O espírito se compraz em pensar e sentir sem qualquer necessidade de exteriorização.
Existe um modo de existir que se refere exclusivamente ao eu e à própria espiritualidade.
E há outro, igualmente humano, que se manifesta no encontro com o outro, expresso em versos, textos, gestos.

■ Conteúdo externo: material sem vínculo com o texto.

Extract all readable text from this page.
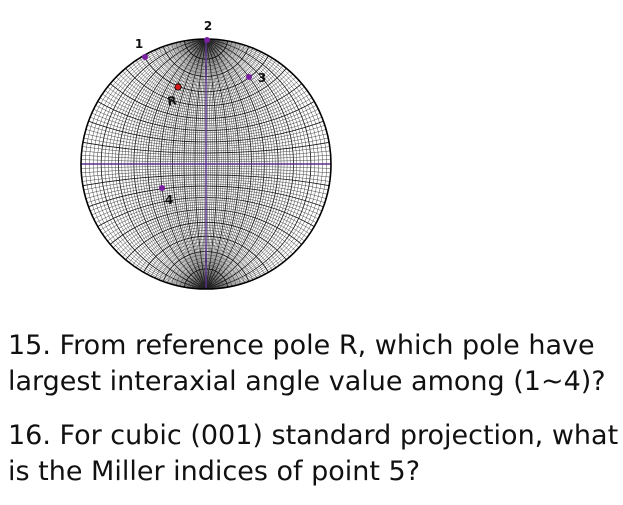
1
2
3
R
4

15. From reference pole R, which pole have largest interaxial angle value among (1~4)?

16. For cubic (001) standard projection, what is the Miller indices of point 5?
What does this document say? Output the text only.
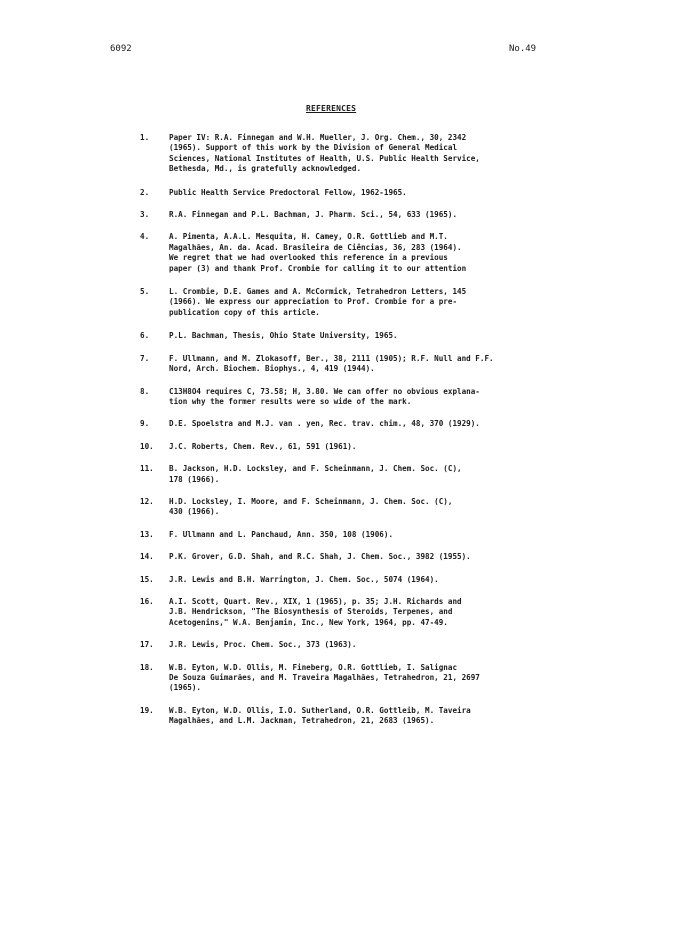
6092	No.49
REFERENCES
1.	Paper IV: R.A. Finnegan and W.H. Mueller, J. Org. Chem., 30, 2342
(1965). Support of this work by the Division of General Medical
Sciences, National Institutes of Health, U.S. Public Health Service,
Bethesda, Md., is gratefully acknowledged.
2.	Public Health Service Predoctoral Fellow, 1962-1965.
3.	R.A. Finnegan and P.L. Bachman, J. Pharm. Sci., 54, 633 (1965).
4.	A. Pimenta, A.A.L. Mesquita, H. Camey, O.R. Gottlieb and M.T.
Magalhães, An. da. Acad. Brasileira de Ciências, 36, 283 (1964).
We regret that we had overlooked this reference in a previous
paper (3) and thank Prof. Crombie for calling it to our attention
5.	L. Crombie, D.E. Games and A. McCormick, Tetrahedron Letters, 145
(1966). We express our appreciation to Prof. Crombie for a pre-
publication copy of this article.
6.	P.L. Bachman, Thesis, Ohio State University, 1965.
7.	F. Ullmann, and M. Zlokasoff, Ber., 38, 2111 (1905); R.F. Null and F.F.
Nord, Arch. Biochem. Biophys., 4, 419 (1944).
8.	C13H8O4 requires C, 73.58; H, 3.80. We can offer no obvious explana-
tion why the former results were so wide of the mark.
9.	D.E. Spoelstra and M.J. van . yen, Rec. trav. chim., 48, 370 (1929).
10.	J.C. Roberts, Chem. Rev., 61, 591 (1961).
11.	B. Jackson, H.D. Locksley, and F. Scheinmann, J. Chem. Soc. (C),
178 (1966).
12.	H.D. Locksley, I. Moore, and F. Scheinmann, J. Chem. Soc. (C),
430 (1966).
13.	F. Ullmann and L. Panchaud, Ann. 350, 108 (1906).
14.	P.K. Grover, G.D. Shah, and R.C. Shah, J. Chem. Soc., 3982 (1955).
15.	J.R. Lewis and B.H. Warrington, J. Chem. Soc., 5074 (1964).
16.	A.I. Scott, Quart. Rev., XIX, 1 (1965), p. 35; J.H. Richards and
J.B. Hendrickson, "The Biosynthesis of Steroids, Terpenes, and
Acetogenins," W.A. Benjamin, Inc., New York, 1964, pp. 47-49.
17.	J.R. Lewis, Proc. Chem. Soc., 373 (1963).
18.	W.B. Eyton, W.D. Ollis, M. Fineberg, O.R. Gottlieb, I. Salignac
De Souza Guimarães, and M. Traveira Magalhães, Tetrahedron, 21, 2697
(1965).
19.	W.B. Eyton, W.D. Ollis, I.O. Sutherland, O.R. Gottleib, M. Taveira
Magalhães, and L.M. Jackman, Tetrahedron, 21, 2683 (1965).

Essa distinção talvez conduza à reflexão sobre o “umbigo do sonho”, conceito formulado por Freud.
Na psicanálise, o umbigo pode simbolizar origem, ligação, falta, dependência, bem como o enigma do inconsciente. Freud, contudo, utiliza a expressão “umbigo do sonho” para designar aquele ponto do sonho que não pode ser totalmente interpretado, um nó que o conecta ao inconsciente mais profundo.
Nesse sentido, o umbigo simboliza:
aquilo que escapa à linguagem;
o limite da interpretação;
o ponto em que o sentido se perde.
Assim também ocorre com certos pensamentos e sentimentos que são matéria exclusiva do espírito: eles escapam à linguagem, como o umbigo do sonho, presentes, palpitantes, mas irredutíveis à palavra.